Investigation of hydrogen embrittlement of an API 5 L X52 pipeline through potentiostatic charging

The evolving global energy landscape, shaped by climate change and geopolitical challenges, accelerates the shift to renewable sources. Hydrogen is a promising energy carrier for retrofitting Europe's gas pipeline infrastructure at low cost. However, the susceptibility of steel pipelines to hydrogen embrittlement (HE) poses significant safety risks. This study presents a novel in situ methodology combining potentiostatic electrochemical charging and mechanical testing to investigate HE in vintage API 5 L X52 pipeline steel.

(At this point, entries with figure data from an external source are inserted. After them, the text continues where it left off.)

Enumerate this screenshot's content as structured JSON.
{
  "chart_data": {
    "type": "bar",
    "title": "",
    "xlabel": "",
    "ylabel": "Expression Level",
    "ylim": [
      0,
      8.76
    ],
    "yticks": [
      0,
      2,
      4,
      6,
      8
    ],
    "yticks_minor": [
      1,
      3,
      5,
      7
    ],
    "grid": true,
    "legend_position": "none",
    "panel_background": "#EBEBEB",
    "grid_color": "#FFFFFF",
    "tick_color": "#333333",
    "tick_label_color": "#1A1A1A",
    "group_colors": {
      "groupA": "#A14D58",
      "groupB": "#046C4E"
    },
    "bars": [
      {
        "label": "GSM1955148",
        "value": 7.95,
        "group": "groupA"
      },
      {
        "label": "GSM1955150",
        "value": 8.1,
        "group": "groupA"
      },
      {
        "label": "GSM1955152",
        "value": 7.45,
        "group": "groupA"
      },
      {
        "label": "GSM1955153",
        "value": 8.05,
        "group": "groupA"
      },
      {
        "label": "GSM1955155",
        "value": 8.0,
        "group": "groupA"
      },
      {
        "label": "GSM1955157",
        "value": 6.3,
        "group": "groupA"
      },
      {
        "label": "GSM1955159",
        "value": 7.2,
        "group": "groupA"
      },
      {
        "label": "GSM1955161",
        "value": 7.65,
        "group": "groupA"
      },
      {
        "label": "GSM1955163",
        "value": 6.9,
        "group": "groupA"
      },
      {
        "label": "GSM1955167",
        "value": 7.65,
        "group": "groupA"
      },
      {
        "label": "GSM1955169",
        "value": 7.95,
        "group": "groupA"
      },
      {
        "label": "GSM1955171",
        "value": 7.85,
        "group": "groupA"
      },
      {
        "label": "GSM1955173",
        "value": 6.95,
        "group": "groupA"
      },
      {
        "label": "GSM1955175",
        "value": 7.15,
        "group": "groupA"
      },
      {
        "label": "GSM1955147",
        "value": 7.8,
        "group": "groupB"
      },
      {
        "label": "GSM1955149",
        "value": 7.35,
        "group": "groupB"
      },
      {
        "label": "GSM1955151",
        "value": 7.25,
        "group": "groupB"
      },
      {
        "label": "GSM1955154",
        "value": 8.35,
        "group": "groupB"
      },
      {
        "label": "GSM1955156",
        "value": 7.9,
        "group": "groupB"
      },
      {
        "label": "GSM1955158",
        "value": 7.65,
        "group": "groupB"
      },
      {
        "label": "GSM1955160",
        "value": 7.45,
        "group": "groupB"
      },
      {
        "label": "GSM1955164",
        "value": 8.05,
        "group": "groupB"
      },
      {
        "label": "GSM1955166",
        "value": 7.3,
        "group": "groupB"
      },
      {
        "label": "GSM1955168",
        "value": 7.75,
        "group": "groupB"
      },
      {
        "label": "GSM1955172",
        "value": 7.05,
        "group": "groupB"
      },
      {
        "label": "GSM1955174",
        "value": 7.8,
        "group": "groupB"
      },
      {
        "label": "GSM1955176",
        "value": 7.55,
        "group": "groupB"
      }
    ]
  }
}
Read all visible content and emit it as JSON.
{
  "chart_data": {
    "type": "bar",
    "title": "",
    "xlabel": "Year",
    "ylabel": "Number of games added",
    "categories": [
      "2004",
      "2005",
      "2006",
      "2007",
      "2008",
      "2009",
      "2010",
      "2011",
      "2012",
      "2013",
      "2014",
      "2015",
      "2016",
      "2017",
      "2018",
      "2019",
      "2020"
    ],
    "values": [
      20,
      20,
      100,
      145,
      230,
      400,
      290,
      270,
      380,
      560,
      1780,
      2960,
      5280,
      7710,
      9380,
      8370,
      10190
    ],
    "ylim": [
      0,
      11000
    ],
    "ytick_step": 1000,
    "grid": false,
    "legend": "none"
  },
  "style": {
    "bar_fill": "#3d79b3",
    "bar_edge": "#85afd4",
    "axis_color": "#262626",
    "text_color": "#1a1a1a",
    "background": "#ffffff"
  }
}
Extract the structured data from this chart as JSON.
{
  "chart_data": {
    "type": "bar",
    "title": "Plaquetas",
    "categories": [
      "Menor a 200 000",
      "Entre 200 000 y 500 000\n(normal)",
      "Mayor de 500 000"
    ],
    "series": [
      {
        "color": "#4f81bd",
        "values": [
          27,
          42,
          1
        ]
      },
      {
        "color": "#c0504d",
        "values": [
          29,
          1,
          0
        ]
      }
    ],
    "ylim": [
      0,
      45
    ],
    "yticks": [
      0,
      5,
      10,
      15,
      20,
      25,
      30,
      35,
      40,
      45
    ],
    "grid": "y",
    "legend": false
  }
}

The effects of electrolyte acidity, applied potential, and hydrogen recombination suppression were systematically explored and related to the absorption of ∼1 ppm of hydrogen simulating the critical operating condition in pipelines. This led to a sharp drop in ductility and transition to mixed-mode fracture with a brittle fracture evolving radially in the outer layer and progressing to a ductile core. Additionally, the role of MnS inclusions was confirmed not only as crack initiators but also as crack propagators, even under moderate hydrogen levels. These findings provide new insight into the interplay between microstructure, electrochemical parameters, and embrittlement behavior, with implications for the safe integration of hydrogen into legacy steel networks.